Use integration by parts to evaluate the definite integral.

switch it around

let u = x
du/dx = 1
du = dx

let dv = (sec (6c))^2 dx
v = (1/6)tan(6x)

I recalled that d(tanx)/dx = sec^2 x

the we have
uv - [integral]v du
= (1/6)(sec(6x))^2(tan6x) - [int.](1/6)tan(6x) dx

but I recall that d(ln(cos))/dx
= -sinx/cosx = -tanx
so we can integrate tan(6x)

I will leave the "cleanup" for you, but please check my steps.
I did not write them down on paper, and I have a tendency lately to make typing errors.

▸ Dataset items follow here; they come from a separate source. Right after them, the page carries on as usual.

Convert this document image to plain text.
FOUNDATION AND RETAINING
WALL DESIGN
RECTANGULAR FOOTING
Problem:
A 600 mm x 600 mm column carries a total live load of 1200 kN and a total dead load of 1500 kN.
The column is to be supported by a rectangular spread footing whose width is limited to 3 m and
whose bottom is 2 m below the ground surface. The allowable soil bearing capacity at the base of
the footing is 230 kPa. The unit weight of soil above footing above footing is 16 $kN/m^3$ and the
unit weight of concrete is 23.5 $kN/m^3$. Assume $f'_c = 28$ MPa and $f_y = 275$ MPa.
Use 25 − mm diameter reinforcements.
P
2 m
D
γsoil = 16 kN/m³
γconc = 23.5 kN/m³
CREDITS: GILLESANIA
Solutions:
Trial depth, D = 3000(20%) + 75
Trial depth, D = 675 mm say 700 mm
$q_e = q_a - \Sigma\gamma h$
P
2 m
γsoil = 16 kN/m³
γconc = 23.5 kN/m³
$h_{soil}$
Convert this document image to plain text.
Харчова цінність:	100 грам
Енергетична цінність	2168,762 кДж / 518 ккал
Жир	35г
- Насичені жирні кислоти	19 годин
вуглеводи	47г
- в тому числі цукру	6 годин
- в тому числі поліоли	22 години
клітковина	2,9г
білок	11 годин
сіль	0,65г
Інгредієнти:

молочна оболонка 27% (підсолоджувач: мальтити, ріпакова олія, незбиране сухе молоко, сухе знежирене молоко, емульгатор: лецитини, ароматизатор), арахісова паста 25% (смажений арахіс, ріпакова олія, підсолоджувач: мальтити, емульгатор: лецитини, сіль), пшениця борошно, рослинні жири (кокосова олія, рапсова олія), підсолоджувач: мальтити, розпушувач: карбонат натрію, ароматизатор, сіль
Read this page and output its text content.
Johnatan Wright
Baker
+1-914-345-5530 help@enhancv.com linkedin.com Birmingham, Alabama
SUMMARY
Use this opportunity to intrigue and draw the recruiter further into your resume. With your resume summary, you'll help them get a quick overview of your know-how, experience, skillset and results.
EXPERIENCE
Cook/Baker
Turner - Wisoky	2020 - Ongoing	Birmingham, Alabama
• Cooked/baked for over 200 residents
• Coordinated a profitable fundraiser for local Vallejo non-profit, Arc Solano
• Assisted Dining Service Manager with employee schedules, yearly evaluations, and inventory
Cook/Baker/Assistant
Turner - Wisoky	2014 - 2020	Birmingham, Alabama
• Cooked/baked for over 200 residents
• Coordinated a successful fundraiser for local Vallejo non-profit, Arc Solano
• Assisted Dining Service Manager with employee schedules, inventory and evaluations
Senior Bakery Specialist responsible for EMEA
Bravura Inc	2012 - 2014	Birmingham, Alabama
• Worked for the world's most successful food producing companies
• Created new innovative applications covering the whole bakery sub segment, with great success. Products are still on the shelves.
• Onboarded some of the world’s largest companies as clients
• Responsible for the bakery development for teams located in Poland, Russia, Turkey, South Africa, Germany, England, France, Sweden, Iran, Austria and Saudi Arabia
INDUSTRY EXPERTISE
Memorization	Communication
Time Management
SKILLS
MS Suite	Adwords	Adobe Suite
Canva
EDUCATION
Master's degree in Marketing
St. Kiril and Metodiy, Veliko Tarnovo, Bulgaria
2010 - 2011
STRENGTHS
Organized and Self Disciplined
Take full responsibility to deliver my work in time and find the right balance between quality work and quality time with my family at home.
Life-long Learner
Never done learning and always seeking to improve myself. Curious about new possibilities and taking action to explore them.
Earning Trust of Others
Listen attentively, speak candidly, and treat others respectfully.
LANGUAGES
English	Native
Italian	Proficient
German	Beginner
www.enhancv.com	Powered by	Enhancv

If sec^2 (6x) dx = dv, v = (1/6) tan 6x
u = x and du = dx

uv - Integral v du
= (x/6) tan(6x) - (1/6) integral tan (6x) dx
= (x/6) tan(6x) + (1/36) log cos(6x)

thanks drwls for catching my error, looks like I messed up in the uv part

I didn't see Reiny's earlier answer when I started on it. I was afraid my answer might be wrong because I was in a hurry and didn't double check it. Jake, I suggest you verify it by differentiating my answer.

I used an integral table for the sec^2 6x and tan(6x) integrals. Life is too short to do all that stuff.